Amenorrhea diagnostics

The gynecologist is engaged in the diagnosis and treatment of reproductive dysfunction. During a conversation with the patient, the doctor specifies the duration and regularity of the cycle, how long there have been no periods, what complaints and concomitant diseases there are, the number of births, miscarriages and abortions, the method of contraception used, the nature of nutrition, the presence of physical and mental overload, the time of the onset of menopause in the mother and grandmothers, drugs taken – all this helps to identify the features of the body of a particular woman. The woman’s height and weight are necessarily measured, and the body mass index is calculated. During the examination, the soreness of the appendages is determined, the condition of the external genitalia, vagina, mammary glands, body hair is assessed, the skin is examined.

Pregnancy is excluded in the first place in women who have already had a menstrual period. For this, a blood test for human chorionic gonadotropin can be performed, an ultrasound scan of the uterus and appendages can be performed. If the physiological causes of the pathology are excluded, further laboratory and instrumental diagnosis of amenorrhea involves the following studies:

  • daily measurement of rectal temperature with subsequent scheduling;
  • determination of the level of hormones in the blood serum: prolactin, progesterone, estradiol, sex chromatin, follicle-stimulating and luteinizing hormones, androgens;
  • Ultrasound of the pelvic organs to exclude polycystic ovaries and determine the state of the endometrium;
  • cytological analysis of a smear from the posterior fornix of the vagina to determine the estrogen saturation of the body.

According to indications, MRI and CT scan of the brain, ultrasound of the urinary system, hysteroscopy, separate diagnostic curettage of the uterine cavity, blood tests for sex hormone-binding globulin, antibodies to own ovarian cells, thyroid or adrenal hormones are performed. If primary amenorrhea is suspected, the examination also includes karyotyping (genetic testing).

Treatment

Treatment of amenorrhea comes down to the correct identification and elimination of the cause that led to the prolonged absence of menstruation. Tactics depends on the age of the patient, the form of amenorrhea, the presence or absence of other diseases.
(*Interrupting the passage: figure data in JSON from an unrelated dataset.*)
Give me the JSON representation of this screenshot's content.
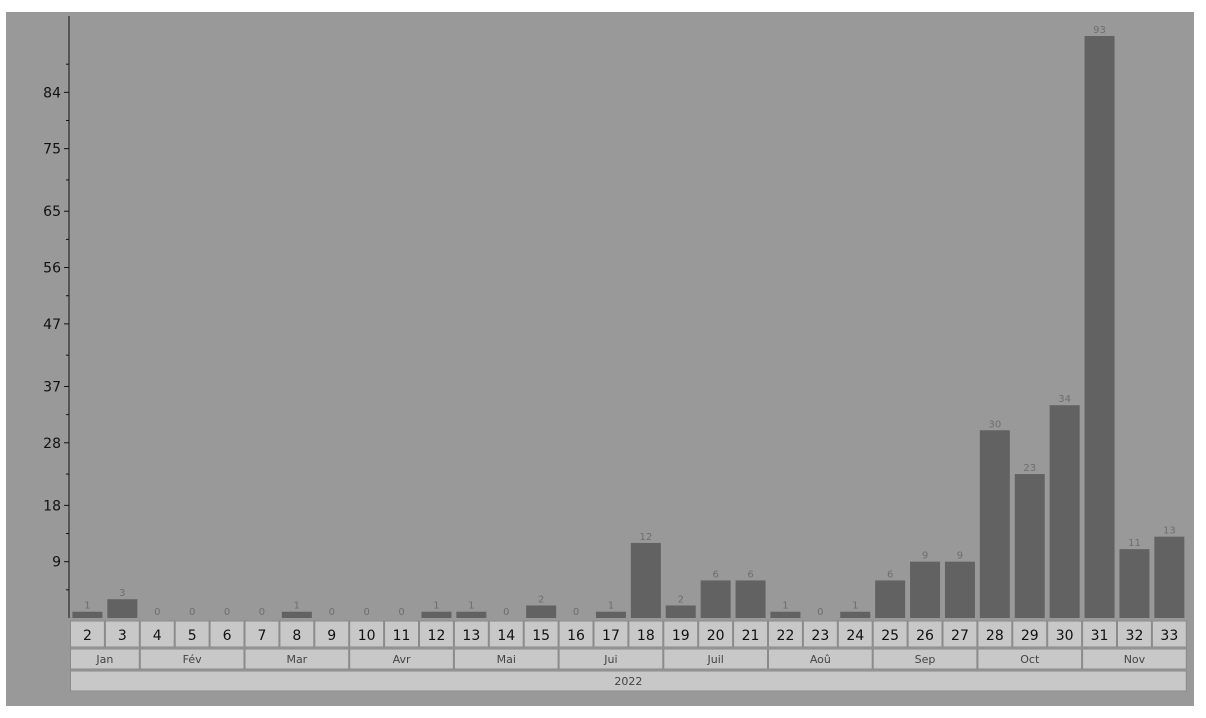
{
  "chart_data": {
    "type": "bar",
    "title": "",
    "xlabel": "",
    "ylabel": "",
    "ylim": [
      0,
      93
    ],
    "yticks": [
      9,
      18,
      28,
      37,
      47,
      56,
      65,
      75,
      84
    ],
    "categories": [
      "2",
      "3",
      "4",
      "5",
      "6",
      "7",
      "8",
      "9",
      "10",
      "11",
      "12",
      "13",
      "14",
      "15",
      "16",
      "17",
      "18",
      "19",
      "20",
      "21",
      "22",
      "23",
      "24",
      "25",
      "26",
      "27",
      "28",
      "29",
      "30",
      "31",
      "32",
      "33"
    ],
    "values": [
      1,
      3,
      0,
      0,
      0,
      0,
      1,
      0,
      0,
      0,
      1,
      1,
      0,
      2,
      0,
      1,
      12,
      2,
      6,
      6,
      1,
      0,
      1,
      6,
      9,
      9,
      30,
      23,
      34,
      93,
      11,
      13
    ],
    "months": [
      {
        "label": "Jan",
        "span": 2
      },
      {
        "label": "Fév",
        "span": 3
      },
      {
        "label": "Mar",
        "span": 3
      },
      {
        "label": "Avr",
        "span": 3
      },
      {
        "label": "Mai",
        "span": 3
      },
      {
        "label": "Jui",
        "span": 3
      },
      {
        "label": "Juil",
        "span": 3
      },
      {
        "label": "Aoû",
        "span": 3
      },
      {
        "label": "Sep",
        "span": 3
      },
      {
        "label": "Oct",
        "span": 3
      },
      {
        "label": "Nov",
        "span": 3
      }
    ],
    "year": "2022",
    "grid": false,
    "legend": "none",
    "colors": {
      "background": "#999999",
      "bar": "#626262",
      "cell": "#c8c8c8",
      "cell_border": "#8a8a8a",
      "axis": "#111111"
    }
  }
}
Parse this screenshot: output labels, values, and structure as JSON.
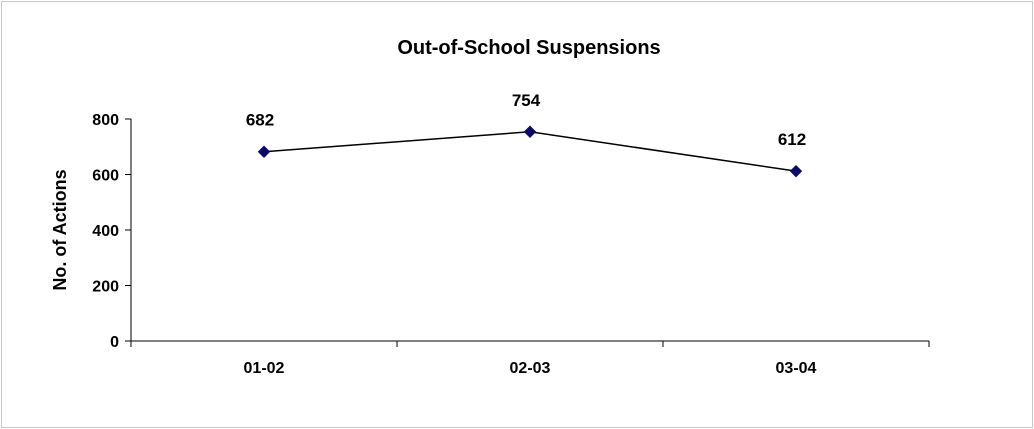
{
  "chart_data": {
    "type": "line",
    "title": "Out-of-School Suspensions",
    "xlabel": "",
    "ylabel": "No. of Actions",
    "categories": [
      "01-02",
      "02-03",
      "03-04"
    ],
    "series": [
      {
        "name": "",
        "values": [
          682,
          754,
          612
        ],
        "data_labels": [
          "682",
          "754",
          "612"
        ]
      }
    ],
    "ylim": [
      0,
      800
    ],
    "y_ticks": [
      0,
      200,
      400,
      600,
      800
    ],
    "y_tick_labels": [
      "0",
      "200",
      "400",
      "600",
      "800"
    ],
    "grid": false,
    "legend": "none",
    "colors": {
      "line": "#000000",
      "marker": "#0a0a6e",
      "axis": "#000000",
      "frame_border": "#c8c8c8",
      "background": "#ffffff"
    },
    "marker_shape": "diamond"
  }
}
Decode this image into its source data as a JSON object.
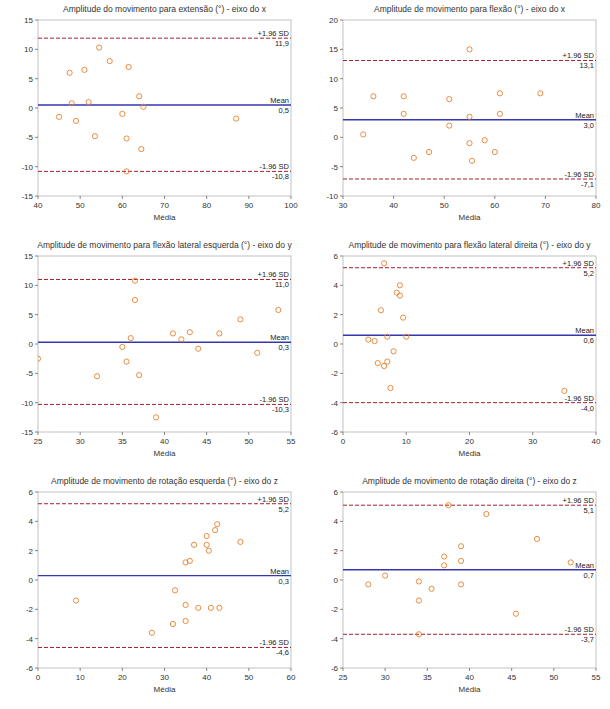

General recommendations for amenorrhea:

  1. Avoid psycho-emotional overload. It is necessary to avoid stressful situations or use psychological auto-training, yoga classes and taking sedatives to minimize their impact.
  2. Adjust power supply. If amenorrhea is caused by a strict diet or anorexia, it is necessary to balance the diet in order to normalize weight as soon as possible. With some hormonal disorders, obesity is present, which also requires a revision of the menu.
  3. Give up bad habits.
  4. Avoid strenuous exercise. In case of menstrual irregularities, it is not recommended to engage in heavy sports.